Mecz pokazał, że w trzech wygranych setach GKS posiadał dość sporą przewagę i tylko jedna słabsza partia pozwoliła gościom na jej wygranie. Właśnie przez tak wysoko przegrany set, statystyki meczowe troszkę się wyrównały i sugerują bardziej wyrównane spotkanie niż na to wskazuje ostateczny wynik. Zobaczmy zatem gdzie były te różnice.

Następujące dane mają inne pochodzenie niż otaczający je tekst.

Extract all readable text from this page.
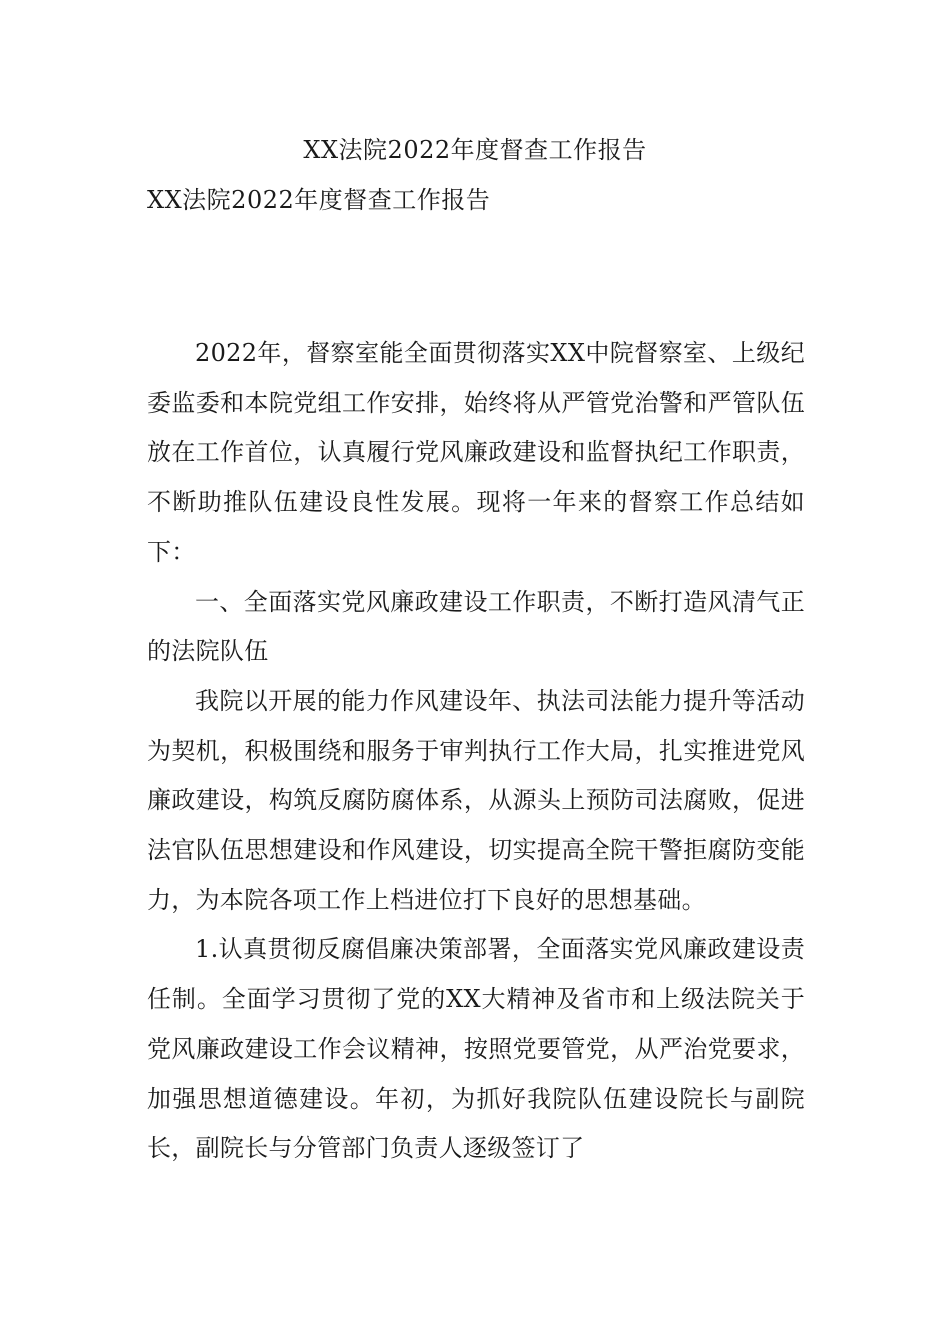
XX法院2022年度督查工作报告
XX法院2022年度督查工作报告

2022年，督察室能全面贯彻落实XX中院督察室、上级纪委监委和本院党组工作安排，始终将从严管党治警和严管队伍放在工作首位，认真履行党风廉政建设和监督执纪工作职责，不断助推队伍建设良性发展。现将一年来的督察工作总结如下：

一、全面落实党风廉政建设工作职责，不断打造风清气正的法院队伍

我院以开展的能力作风建设年、执法司法能力提升等活动为契机，积极围绕和服务于审判执行工作大局，扎实推进党风廉政建设，构筑反腐防腐体系，从源头上预防司法腐败，促进法官队伍思想建设和作风建设，切实提高全院干警拒腐防变能力，为本院各项工作上档进位打下良好的思想基础。

1.认真贯彻反腐倡廉决策部署，全面落实党风廉政建设责任制。全面学习贯彻了党的XX大精神及省市和上级法院关于党风廉政建设工作会议精神，按照党要管党，从严治党要求，加强思想道德建设。年初，为抓好我院队伍建设院长与副院长，副院长与分管部门负责人逐级签订了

Punktów w sumie GKS zdobył tylko o 8 oczek więcej niż Łuczniczka, podobnie było jeśli weźmiemy tylko pod uwagę punkty zdobyte po swoich dobrych akcjach, gdzie GieKSa była lepsza o 5 punktów, również po błędach przeciwników GKS od gości dostał w prezencie aż 24 oczka, czyli prawie całego seta, a goście na tym skorzystali o 3 punkty mniej. GKS bardzo dobrze zagrywał zaliczając aż 10 asów, goście o 4 mniej, za to Łuczniczka popełniła więcej błędów w zagrywce (o sześć). Za to w bloku skuteczniejsi byli bydgoszczanie, którzy zdobyli tak aż 11 punktów, a GieKSa wcale źle w tym elemencie nie wypadła zaliczając 8 skutecznych akcji na siatce. GKS skuteczność w ataku miał na poziomie 49%, a Łuczniczka 45%. Na przyjęciu o dziwo lepiej radzili sobie goście ze 30% perfekcyjnym, gdy GKS miał tylko 14% takowego.

 

A jak to wyglądało indywidualnie? MVP meczu został wybrany Michał Błoński zdobywca 15 punktów przy 53% skuteczności, drugim ciągnącym grę był Karol Butryn z 18 oczkami i 42% skuteczności, mocno wspierał ich Serhij Kapelus, który miał na koncie 13 punktów przy 48% skuteczności. Środkowi bloku też dołożyli swoją cegiełkę, Tomasz Kalembka miał 3 skuteczne bloki i skończył 50% swoich ataków, natomiast Krulicki na 7 ataków skończył wszystkie! Zagrywka była bardzo dobra w naszym wykonaniu, 10 asów mówi samo za siebie – Błoński i Butryn po 4 oraz Krulicki 2. Siedem skutecznych bloków GKS-u to dobry wynik, ale tu brylował gracz gości Mateusz Sacharewicz, który miał aż 7 skutecznych akcji na siatce. Swoją dobrą pracę wykonał również libero GieKSy – Bartosz Mariański, który miał 25% przyjęcia perfekcyjnego oraz 45% dokładnego, tylko 2 błędy w przyjęciu to doskonały wynik.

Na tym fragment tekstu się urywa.